2. Chemical equations and balancing
- A chemical equation represents a reaction with formulae of reactants → products.
- By the law of conservation of mass, an equation must be balanced — equal atoms of each element on both sides. e.g. 2H₂ + O₂ → 2H₂O.
3. The four main types
| Type | General form | Example |
|---|---|---|
| Combination | A + B → AB | C + O₂ → CO₂ |
| Decomposition | AB → A + B | CaCO₃ → CaO + CO₂ (thermal) |
| Displacement | A + BC → AC + B | Zn + CuSO₄ → ZnSO₄ + Cu |
| Double displacement | AB + CD → AD + CB | AgNO₃ + NaCl → AgCl↓ + NaNO₃ |
- Decomposition may be thermal (heat), electrolytic (electricity), or photochemical (light).
- Double displacement includes precipitation (insoluble solid forms) and neutralisation (acid + base → salt + water).

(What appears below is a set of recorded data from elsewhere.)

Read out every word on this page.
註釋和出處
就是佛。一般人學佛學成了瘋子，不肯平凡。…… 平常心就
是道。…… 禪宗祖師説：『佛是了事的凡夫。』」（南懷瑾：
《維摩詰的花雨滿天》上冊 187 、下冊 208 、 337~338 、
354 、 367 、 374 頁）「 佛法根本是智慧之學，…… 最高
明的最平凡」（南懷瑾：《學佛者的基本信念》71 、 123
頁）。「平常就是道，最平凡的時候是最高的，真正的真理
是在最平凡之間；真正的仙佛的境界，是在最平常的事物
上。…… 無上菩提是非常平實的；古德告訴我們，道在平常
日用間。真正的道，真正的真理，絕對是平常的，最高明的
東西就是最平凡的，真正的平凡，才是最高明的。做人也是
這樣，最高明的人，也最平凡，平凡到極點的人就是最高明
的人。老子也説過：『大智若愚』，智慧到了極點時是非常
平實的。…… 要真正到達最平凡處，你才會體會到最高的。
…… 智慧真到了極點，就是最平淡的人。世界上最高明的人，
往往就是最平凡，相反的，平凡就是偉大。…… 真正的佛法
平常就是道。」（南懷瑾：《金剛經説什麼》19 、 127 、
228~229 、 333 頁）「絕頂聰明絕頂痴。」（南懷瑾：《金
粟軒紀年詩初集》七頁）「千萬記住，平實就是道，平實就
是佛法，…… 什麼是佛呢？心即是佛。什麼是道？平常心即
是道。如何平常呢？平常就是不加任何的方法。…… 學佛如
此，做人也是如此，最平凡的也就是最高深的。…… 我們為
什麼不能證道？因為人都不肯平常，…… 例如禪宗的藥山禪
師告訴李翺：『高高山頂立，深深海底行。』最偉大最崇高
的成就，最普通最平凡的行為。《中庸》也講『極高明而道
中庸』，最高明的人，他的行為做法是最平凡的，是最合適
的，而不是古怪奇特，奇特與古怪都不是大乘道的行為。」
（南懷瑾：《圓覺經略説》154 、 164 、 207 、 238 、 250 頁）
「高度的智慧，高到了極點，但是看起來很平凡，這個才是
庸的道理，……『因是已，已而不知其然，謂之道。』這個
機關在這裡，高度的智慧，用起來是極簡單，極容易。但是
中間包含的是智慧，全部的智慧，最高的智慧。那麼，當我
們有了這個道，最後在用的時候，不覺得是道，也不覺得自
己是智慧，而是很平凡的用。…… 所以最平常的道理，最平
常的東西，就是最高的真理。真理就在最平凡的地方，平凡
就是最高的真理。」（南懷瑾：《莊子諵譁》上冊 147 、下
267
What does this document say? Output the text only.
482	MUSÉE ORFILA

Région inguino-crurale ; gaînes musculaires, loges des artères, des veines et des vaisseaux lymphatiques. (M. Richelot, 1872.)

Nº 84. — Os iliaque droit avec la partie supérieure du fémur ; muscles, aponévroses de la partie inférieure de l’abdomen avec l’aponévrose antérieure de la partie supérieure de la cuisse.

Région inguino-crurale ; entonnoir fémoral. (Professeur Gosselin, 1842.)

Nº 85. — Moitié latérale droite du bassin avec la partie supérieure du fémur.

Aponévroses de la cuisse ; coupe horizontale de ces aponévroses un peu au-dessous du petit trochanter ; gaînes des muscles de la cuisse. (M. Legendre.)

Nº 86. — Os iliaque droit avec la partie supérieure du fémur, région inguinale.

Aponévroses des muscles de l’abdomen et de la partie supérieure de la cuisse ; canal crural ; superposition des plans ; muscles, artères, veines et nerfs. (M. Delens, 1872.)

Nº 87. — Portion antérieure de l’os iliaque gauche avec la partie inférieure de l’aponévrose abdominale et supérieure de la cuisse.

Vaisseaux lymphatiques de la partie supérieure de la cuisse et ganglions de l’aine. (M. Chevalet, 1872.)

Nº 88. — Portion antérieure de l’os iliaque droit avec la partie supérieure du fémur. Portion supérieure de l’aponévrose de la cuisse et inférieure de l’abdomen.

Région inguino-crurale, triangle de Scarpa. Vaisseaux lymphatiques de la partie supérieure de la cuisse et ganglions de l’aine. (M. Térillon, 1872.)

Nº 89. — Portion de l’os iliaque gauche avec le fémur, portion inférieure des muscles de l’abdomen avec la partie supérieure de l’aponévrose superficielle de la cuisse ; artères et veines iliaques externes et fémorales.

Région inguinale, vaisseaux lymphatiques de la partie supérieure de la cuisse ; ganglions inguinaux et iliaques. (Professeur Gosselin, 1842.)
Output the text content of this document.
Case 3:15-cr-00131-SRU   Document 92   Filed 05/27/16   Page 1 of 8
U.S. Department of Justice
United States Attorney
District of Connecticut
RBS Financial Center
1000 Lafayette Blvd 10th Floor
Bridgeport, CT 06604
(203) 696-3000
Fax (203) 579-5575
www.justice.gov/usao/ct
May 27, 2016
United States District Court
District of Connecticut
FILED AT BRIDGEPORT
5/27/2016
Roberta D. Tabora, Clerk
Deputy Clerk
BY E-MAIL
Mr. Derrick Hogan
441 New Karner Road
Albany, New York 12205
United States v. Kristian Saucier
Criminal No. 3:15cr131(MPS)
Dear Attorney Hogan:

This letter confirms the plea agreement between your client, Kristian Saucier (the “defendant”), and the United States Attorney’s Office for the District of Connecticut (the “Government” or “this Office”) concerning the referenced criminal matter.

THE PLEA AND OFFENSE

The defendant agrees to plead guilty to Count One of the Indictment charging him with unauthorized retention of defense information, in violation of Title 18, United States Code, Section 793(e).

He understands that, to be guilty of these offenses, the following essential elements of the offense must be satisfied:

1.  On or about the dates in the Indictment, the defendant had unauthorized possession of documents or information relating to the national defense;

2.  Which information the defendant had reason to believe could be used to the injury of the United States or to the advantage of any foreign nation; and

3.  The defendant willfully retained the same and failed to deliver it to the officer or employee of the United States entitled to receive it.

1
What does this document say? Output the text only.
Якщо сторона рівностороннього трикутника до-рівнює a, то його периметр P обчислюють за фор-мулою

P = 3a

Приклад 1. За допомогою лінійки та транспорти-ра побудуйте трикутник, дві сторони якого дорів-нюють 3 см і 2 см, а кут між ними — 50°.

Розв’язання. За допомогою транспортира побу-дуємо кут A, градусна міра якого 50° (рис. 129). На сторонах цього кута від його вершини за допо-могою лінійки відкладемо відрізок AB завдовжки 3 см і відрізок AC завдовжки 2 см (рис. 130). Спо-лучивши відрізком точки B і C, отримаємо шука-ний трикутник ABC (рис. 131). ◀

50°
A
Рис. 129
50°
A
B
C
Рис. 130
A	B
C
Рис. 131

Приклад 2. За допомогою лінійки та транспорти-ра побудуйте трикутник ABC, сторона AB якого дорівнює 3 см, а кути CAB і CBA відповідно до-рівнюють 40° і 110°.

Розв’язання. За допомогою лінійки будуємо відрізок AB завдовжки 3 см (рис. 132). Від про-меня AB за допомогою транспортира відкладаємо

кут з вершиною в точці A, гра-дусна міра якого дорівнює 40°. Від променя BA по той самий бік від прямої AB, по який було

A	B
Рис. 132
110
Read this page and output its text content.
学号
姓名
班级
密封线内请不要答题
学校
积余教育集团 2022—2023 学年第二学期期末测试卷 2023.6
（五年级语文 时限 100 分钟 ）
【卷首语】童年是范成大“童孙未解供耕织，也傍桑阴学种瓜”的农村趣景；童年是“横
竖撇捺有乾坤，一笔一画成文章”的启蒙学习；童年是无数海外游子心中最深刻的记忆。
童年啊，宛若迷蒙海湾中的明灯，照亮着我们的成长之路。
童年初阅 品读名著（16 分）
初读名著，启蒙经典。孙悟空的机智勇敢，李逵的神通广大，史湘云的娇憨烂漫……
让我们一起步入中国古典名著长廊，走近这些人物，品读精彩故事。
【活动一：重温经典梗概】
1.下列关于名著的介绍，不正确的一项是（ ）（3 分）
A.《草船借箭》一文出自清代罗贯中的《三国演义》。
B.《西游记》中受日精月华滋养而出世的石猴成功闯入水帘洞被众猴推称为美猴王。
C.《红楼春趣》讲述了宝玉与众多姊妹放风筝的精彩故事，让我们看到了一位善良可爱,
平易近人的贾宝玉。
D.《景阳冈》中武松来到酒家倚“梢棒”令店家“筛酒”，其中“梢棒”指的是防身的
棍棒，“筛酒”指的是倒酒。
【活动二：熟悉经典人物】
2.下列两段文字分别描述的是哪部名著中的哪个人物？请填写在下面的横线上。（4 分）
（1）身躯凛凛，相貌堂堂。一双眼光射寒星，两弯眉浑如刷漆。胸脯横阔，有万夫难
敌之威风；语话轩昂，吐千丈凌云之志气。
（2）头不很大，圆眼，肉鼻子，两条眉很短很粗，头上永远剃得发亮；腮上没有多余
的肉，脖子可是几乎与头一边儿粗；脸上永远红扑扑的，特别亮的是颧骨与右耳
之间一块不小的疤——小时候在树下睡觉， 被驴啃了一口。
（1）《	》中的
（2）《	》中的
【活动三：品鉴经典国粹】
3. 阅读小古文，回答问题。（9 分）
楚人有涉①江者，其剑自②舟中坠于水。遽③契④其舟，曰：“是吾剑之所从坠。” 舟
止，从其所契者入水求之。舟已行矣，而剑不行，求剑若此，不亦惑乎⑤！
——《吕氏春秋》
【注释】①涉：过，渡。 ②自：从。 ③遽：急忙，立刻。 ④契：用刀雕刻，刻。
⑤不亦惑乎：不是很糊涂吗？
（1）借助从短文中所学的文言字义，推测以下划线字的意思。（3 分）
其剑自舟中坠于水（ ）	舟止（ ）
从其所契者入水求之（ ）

4. Redox and energy changes
- Oxidation: gain of oxygen / loss of hydrogen / loss of electrons.
- Reduction: loss of oxygen / gain of hydrogen / gain of electrons.
- Oxidation and reduction occur together — a redox reaction. e.g. CuO + H₂ → Cu + H₂O (CuO reduced, H₂ oxidised).
- Exothermic reactions release heat (e.g., burning); endothermic reactions absorb heat (e.g., decomposition of CaCO₃).
5. Worked examples
Example 1. Balance: H₂ + O₂ → H₂O. 2H₂ + O₂ → 2H₂O (4 H and 2 O on each side).
Example 2. Classify: Zn + 2HCl → ZnCl₂ + H₂. Zinc displaces hydrogen → displacement reaction.
Example 3. In CuO + H₂ → Cu + H₂O, what is oxidised and reduced? CuO loses oxygen → reduced; H₂ gains oxygen → oxidised.
6. Common mistakes
- Mistake: Changing formulae to balance an equation. Fix: Only adjust coefficients, never the subscripts in a formula.
- Mistake: Calling a double displacement a displacement. Fix: Double displacement exchanges ions between two compounds (AB + CD → AD + CB).
- Mistake: Treating oxidation as only "addition of oxygen." Fix: More generally, oxidation is loss of electrons (reduction is gain).
7. Practice (book-back style)
- State the law of conservation of mass.
- Balance: Fe + O₂ → Fe₂O₃.
- Give one example each of combination and decomposition reactions.
- Define oxidation and reduction in terms of electrons.
- Differentiate exothermic and endothermic reactions with an example.
8. Answer key
- Mass is neither created nor destroyed in a chemical reaction.
- 4Fe + 3O₂ → 2Fe₂O₃.
- Combination: C + O₂ → CO₂; Decomposition: CaCO₃ → CaO + CO₂.
- Oxidation = loss of electrons; reduction = gain of electrons.
- Exothermic releases heat (e.g., combustion); endothermic absorbs heat (e.g., thermal decomposition of limestone).
9. Quick revision
- Chemistry Ch 10 · equations, balancing, reaction types, redox.
- Balance by changing coefficients only (conservation of mass).
- Types: combination, decomposition, displacement, double displacement.
- Redox: oxidation = loss of electrons; reduction = gain (occur together).
- Exothermic releases heat; endothermic absorbs heat.